Dashboard Development and Leadership: - Directed the creation of automated data analysis reports for NHSP hospitals, slashing report preparation time by 70%. Employed Pandas and NumPy for data manipulation, and integrated with Plotly Dash for dashboard development, demonstrating leadership in data analytics projects.
End-to-End Project Management: - Oversaw entire project phases, from conception to delivery, acting as the main client liaison and guiding teams to exceed performance benchmarks, resulting in heightened project delivery efficiency and increased client satisfaction. Fingertips Data Intelligence Solution Pvt. Ltd Ahmedabad, Gujarat Data Science Intern June 2021 – June 2022
Data Quality and Visualization Enhancements: - Streamlined data processes using MySQL, Pandas, and NumPy, and enhanced stakeholder engagement by 40% through dynamic visualizations with PowerBI and Plotly Dash.
Advanced Predictive Modeling: Spearheaded the development of machine learning and deep learning models, achieving significant accuracies (up to 87.1%) in risk segmentation and price optimization projects.
Technical Expertise: - Mastered a suite of technologies including Excel, Python, PowerBI, and various machine learning algorithms, directly contributing to a 35% increase in decision-making efficiency through data-driven insights. PROJECTS
Facial Emotion Recognition with Facial Gesture using Deep Learning (Unstructured Dataset)
Engineered a CNN model to classify emotions from 34,000 facial images, achieving 75% training and 64% testing accuracy.
Processed and normalized images using Python and NumPy, enhancing data quality for effective model training.
Implemented ReLU-activated layers within the CNN, optimizing the network to accurately detect nuanced emotional expressions.
Visualized data distributions and model performance metrics using Matplotlib and Seaborn, aiding in analytical insights and model refinement.
Documented the development process and results comprehensively on GitHub, promoting transparency and collaboration.
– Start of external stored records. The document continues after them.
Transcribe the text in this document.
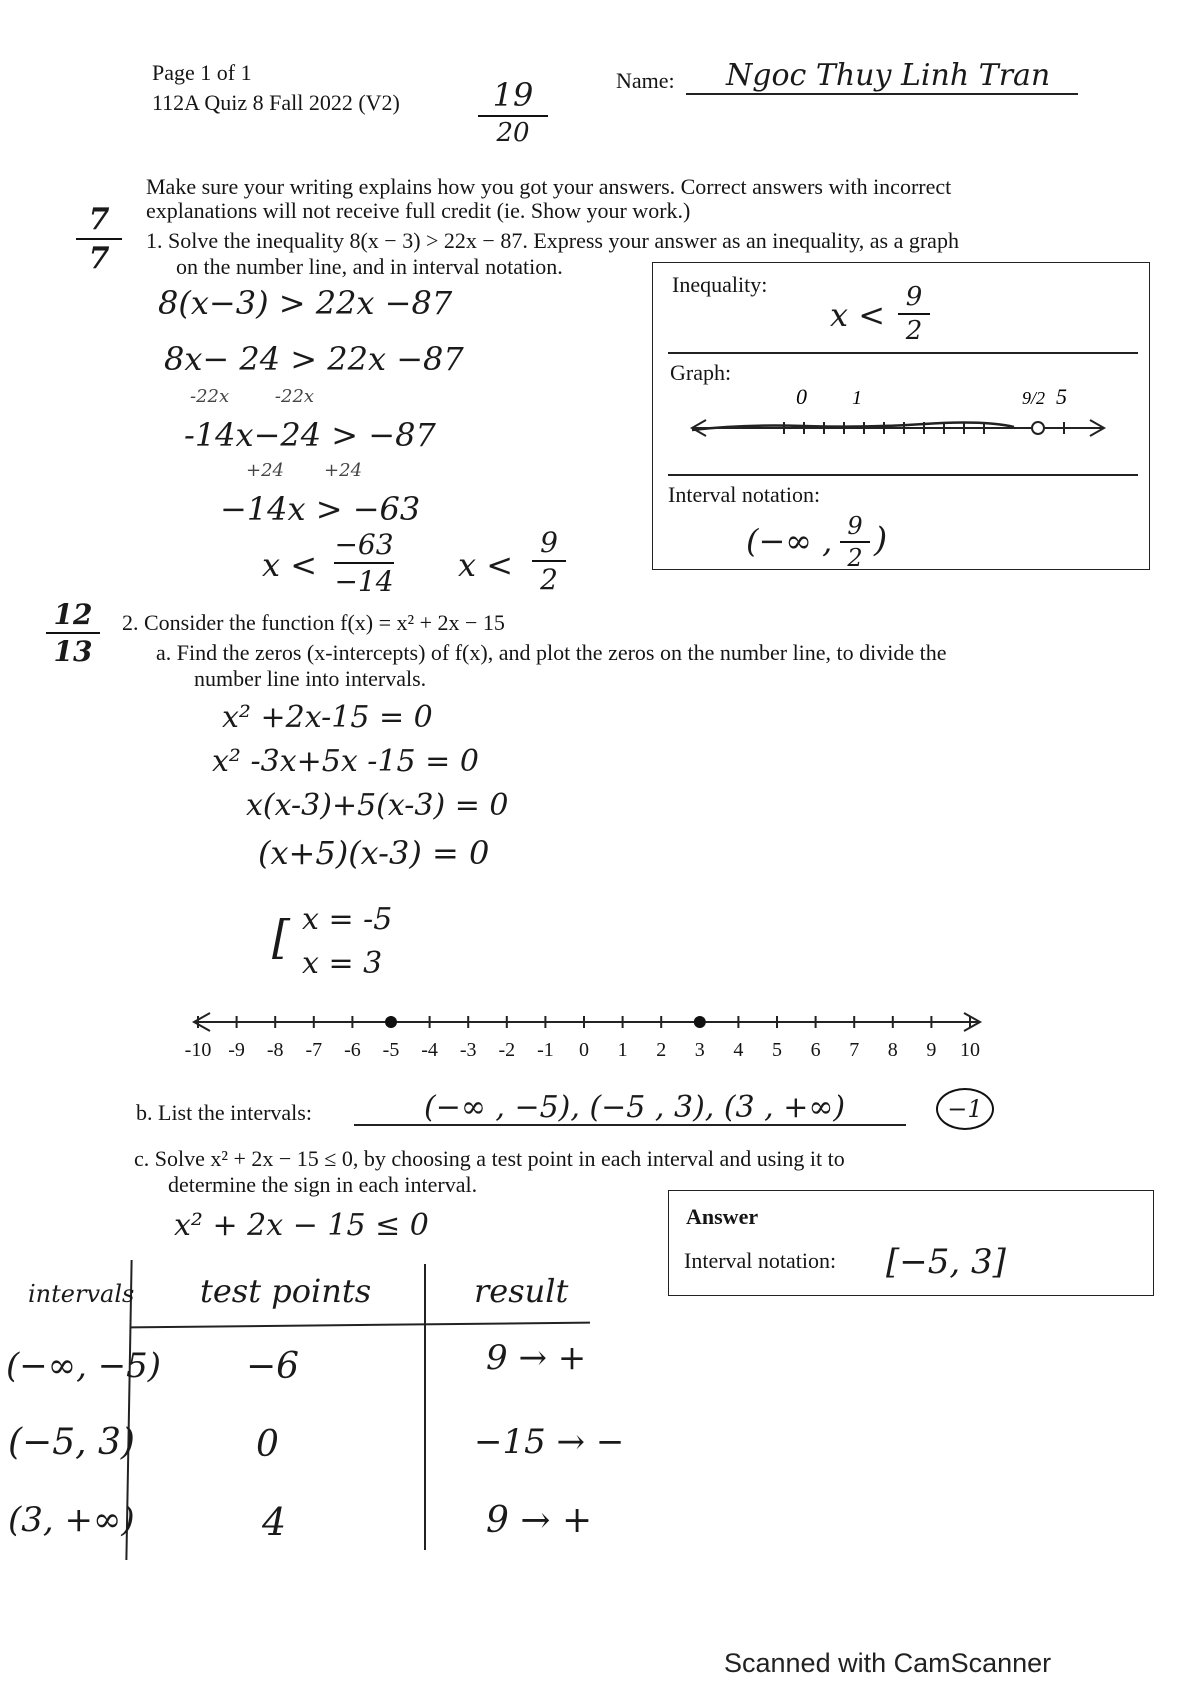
Page 1 of 1
112A Quiz 8 Fall 2022 (V2)	19
20
Name: Ngoc Thuy Linh Tran
Make sure your writing explains how you got your answers. Correct answers with incorrect
explanations will not receive full credit (ie. Show your work.)
7
7
1. Solve the inequality 8(x − 3) > 22x − 87. Express your answer as an inequality, as a graph
on the number line, and in interval notation.
8(x−3) > 22x −87
8x− 24 > 22x −87
-22x        -22x
-14x−24 > −87
+24       +24
−14x > −63
x <
−63
−14 x <
9
2
Inequality:
x < 9
2
Graph:
0 1	9/2 5
Interval notation:
(−∞ , 9
2 )
12
13
2. Consider the function f(x) = x² + 2x − 15
a. Find the zeros (x-intercepts) of f(x), and plot the zeros on the number line, to divide the
number line into intervals.
x² +2x-15 = 0
x² -3x+5x -15 = 0
x(x-3)+5(x-3) = 0
(x+5)(x-3) = 0
[ x = -5
x = 3
-10 -9 -8 -7 -6 -5 -4 -3 -2 -1 0 1 2 3 4 5 6 7 8 9 10
b. List the intervals:	(−∞ , −5), (−5 , 3), (3 , +∞)	−1
c. Solve x² + 2x − 15 ≤ 0, by choosing a test point in each interval and using it to
determine the sign in each interval.
x² + 2x − 15 ≤ 0	Answer
Interval notation: [−5, 3]
intervals test points	result
(−∞, −5) −6	9 → +
(−5, 3)	0	−15 → −
(3, +∞)	4	9 → +
Scanned with CamScanner
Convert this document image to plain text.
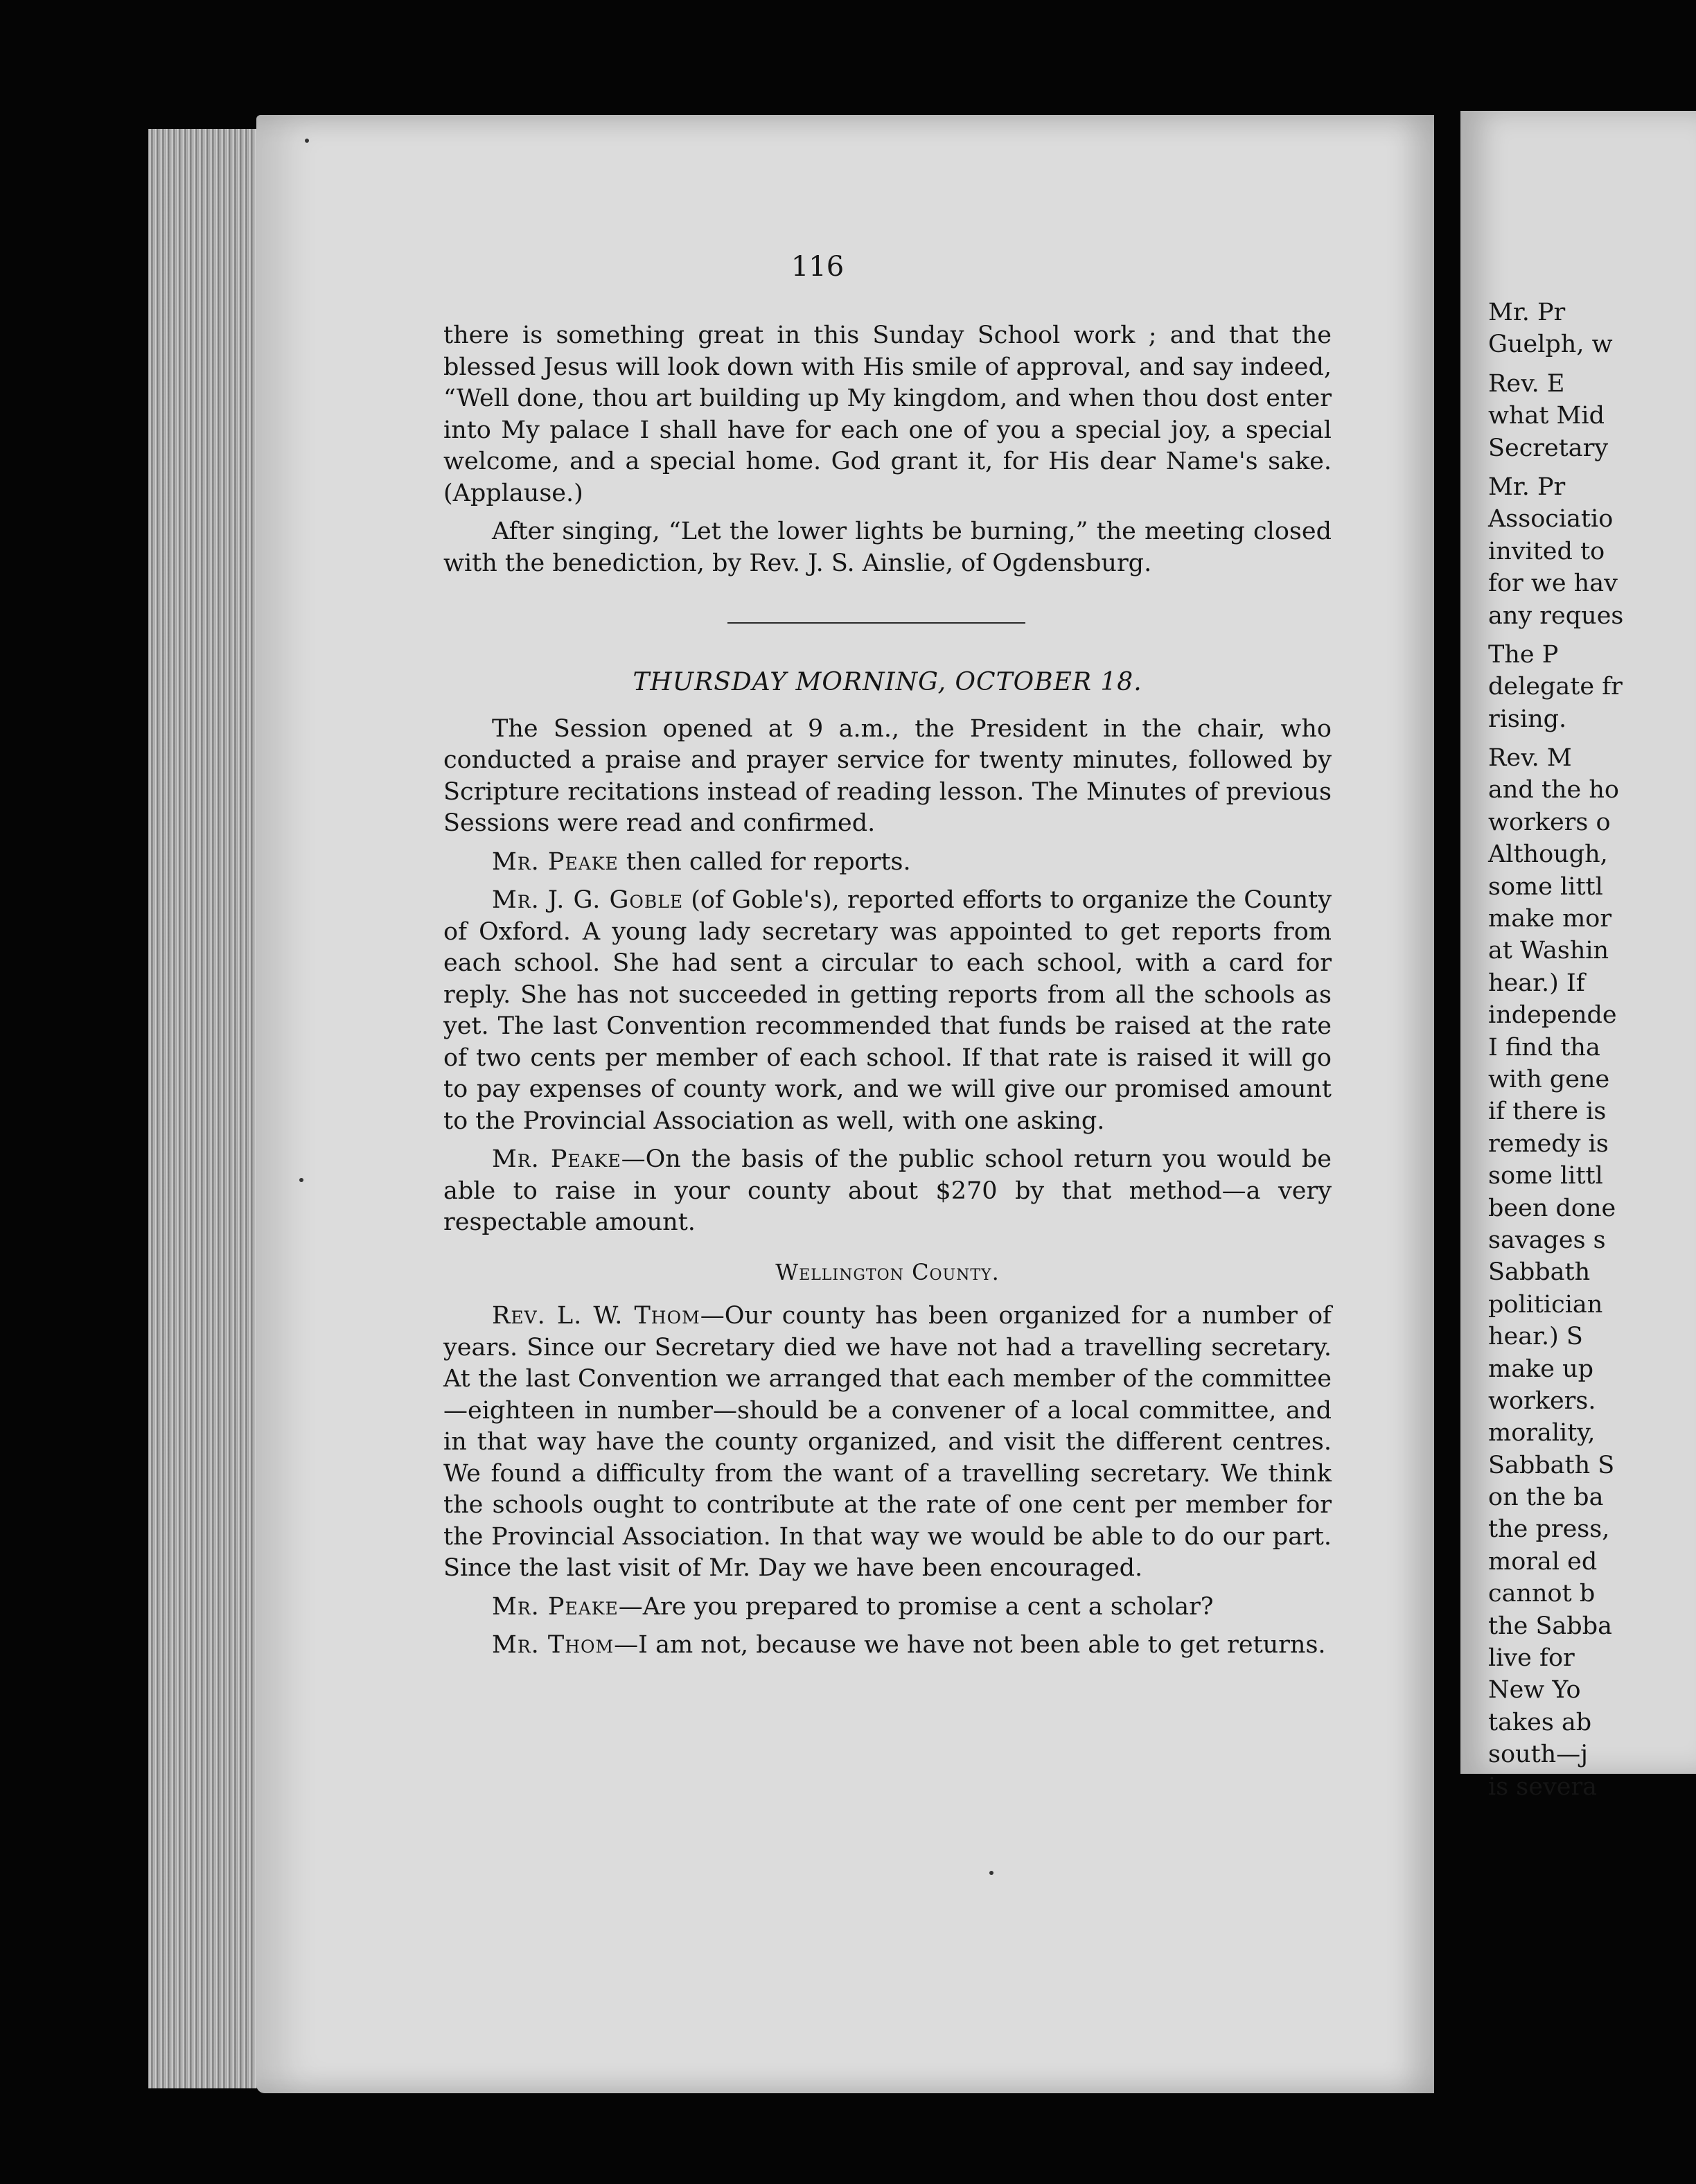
116

there is something great in this Sunday School work ; and that the blessed Jesus will look down with His smile of approval, and say indeed, “Well done, thou art building up My kingdom, and when thou dost enter into My palace I shall have for each one of you a special joy, a special welcome, and a special home. God grant it, for His dear Name's sake. (Applause.)

After singing, “Let the lower lights be burning,” the meeting closed with the benediction, by Rev. J. S. Ainslie, of Ogdensburg.

THURSDAY MORNING, OCTOBER 18.

The Session opened at 9 a.m., the President in the chair, who conducted a praise and prayer service for twenty minutes, followed by Scripture recitations instead of reading lesson. The Minutes of previous Sessions were read and confirmed.

Mr. Peake then called for reports.

Mr. J. G. Goble (of Goble's), reported efforts to organize the County of Oxford. A young lady secretary was appointed to get reports from each school. She had sent a circular to each school, with a card for reply. She has not succeeded in getting reports from all the schools as yet. The last Convention recommended that funds be raised at the rate of two cents per member of each school. If that rate is raised it will go to pay expenses of county work, and we will give our promised amount to the Provincial Association as well, with one asking.

Mr. Peake—On the basis of the public school return you would be able to raise in your county about $270 by that method—a very respectable amount.

Wellington County.

Rev. L. W. Thom—Our county has been organized for a number of years. Since our Secretary died we have not had a travelling secretary. At the last Convention we arranged that each member of the committee—eighteen in number—should be a convener of a local committee, and in that way have the county organized, and visit the different centres. We found a difficulty from the want of a travelling secretary. We think the schools ought to contribute at the rate of one cent per member for the Provincial Association. In that way we would be able to do our part. Since the last visit of Mr. Day we have been encouraged.

Mr. Peake—Are you prepared to promise a cent a scholar?

Mr. Thom—I am not, because we have not been able to get returns.

Mr. Pr
Guelph, w
Rev. E
what Mid
Secretary
Mr. Pr
Associatio
invited to
for we hav
any reques
The P
delegate fr
rising.
Rev. M
and the ho
workers o
Although,
some littl
make mor
at Washin
hear.) If
independe
I find tha
with gene
if there is
remedy is
some littl
been done
savages s
Sabbath
politician
hear.) S
make up
workers.
morality,
Sabbath S
on the ba
the press,
moral ed
cannot b
the Sabba
live for
New Yo
takes ab
south—j
is severa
Google Stock Price Prediction (Structured Dataset)
Data Preparation and Standardization: - Prepared and standardized historical stock price data, applying feature scaling to ensure model accuracy, using Numpy and Pandas.
Advanced Model Implementation and Performance: - Developed an RNN LSTM model to predict stock price movements, achieving a notable R2 Score of 0.76, reflecting strong predictive performance in financial modeling.
Project Documentation and Knowledge Sharing: - Elaborated on the modeling process on GitHub, illustrating the capability to translate machine learning solutions into actionable financial insights.
Fraud Detection System Development and Analysis:
Data Analysis & Engineering: - Performed detailed feature engineering and analysis on a large financial transactions dataset, setting the stage for effective model training.
Machine Learning Pipeline Creation: - Created a comprehensive pipeline using advanced machine learning algorithms like LightGBM and XGBoost for fraud detection, showcasing skill in developing and implementing predictive models.
Model Training & Evaluation: - Attained high accuracy and reliability in fraud detection, evidenced by excellent F1, AUC, and precision scores, demonstrating the effectiveness of the models in real-world applications. EXTRACURRICULAR ACTIVITIES
Advanced to the second round of the Humana Competition in September 2023, ranking in the top 50 out of 200 teams, and collaborated in a trio for the case study."